Hengaw Organisation for Human Rights, organisasi hak asasi manusia Norwegia, menyebut bahwa Mehdi Farid sebelumnya menjabat sebagai kepala departemen administrasi Komite Pertahanan Iran. Ia dieksekusi secara diam-diam pada Rabu (22/4) pagi, tanpa pengumuman sebelumnya kepada publik.
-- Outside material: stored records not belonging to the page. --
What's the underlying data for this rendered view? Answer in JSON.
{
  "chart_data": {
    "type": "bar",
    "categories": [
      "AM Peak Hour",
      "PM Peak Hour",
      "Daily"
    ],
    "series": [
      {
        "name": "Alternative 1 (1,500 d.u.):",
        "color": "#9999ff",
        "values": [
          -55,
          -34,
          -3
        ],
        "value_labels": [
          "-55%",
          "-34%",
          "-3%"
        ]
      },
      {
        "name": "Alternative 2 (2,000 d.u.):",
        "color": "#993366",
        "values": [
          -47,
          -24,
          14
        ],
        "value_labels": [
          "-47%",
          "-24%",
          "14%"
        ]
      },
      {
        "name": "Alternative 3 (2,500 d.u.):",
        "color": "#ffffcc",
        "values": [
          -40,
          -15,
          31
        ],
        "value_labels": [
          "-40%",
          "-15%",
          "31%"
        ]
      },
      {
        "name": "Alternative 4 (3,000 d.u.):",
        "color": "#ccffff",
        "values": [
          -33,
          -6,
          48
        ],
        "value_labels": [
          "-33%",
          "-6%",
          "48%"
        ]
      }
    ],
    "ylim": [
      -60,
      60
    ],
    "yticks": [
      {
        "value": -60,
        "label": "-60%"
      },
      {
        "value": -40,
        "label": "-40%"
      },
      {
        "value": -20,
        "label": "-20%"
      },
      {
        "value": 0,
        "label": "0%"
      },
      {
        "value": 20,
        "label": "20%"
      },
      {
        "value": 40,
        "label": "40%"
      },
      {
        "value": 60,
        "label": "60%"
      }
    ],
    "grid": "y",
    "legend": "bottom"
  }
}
Dalam pernyataan mereka, organisasi ini menegaskan bahwa proses penangkapan dan penahanan Mehdi tidak diungkapkan secara terbuka.

Mehdi Farid ditahan sejak 1 Juni 2024, lalu diberikan hukuman 10 tahun penjara. Namun, di pengadilan Revolusi Teheran, ia kemudian dihukum mati atas tuduhan memberikan informasi kritis kepada Mossad, seperti struktur organisasi, penempatan fasilitas, rincian keamanan, serta identitas pejabat penting.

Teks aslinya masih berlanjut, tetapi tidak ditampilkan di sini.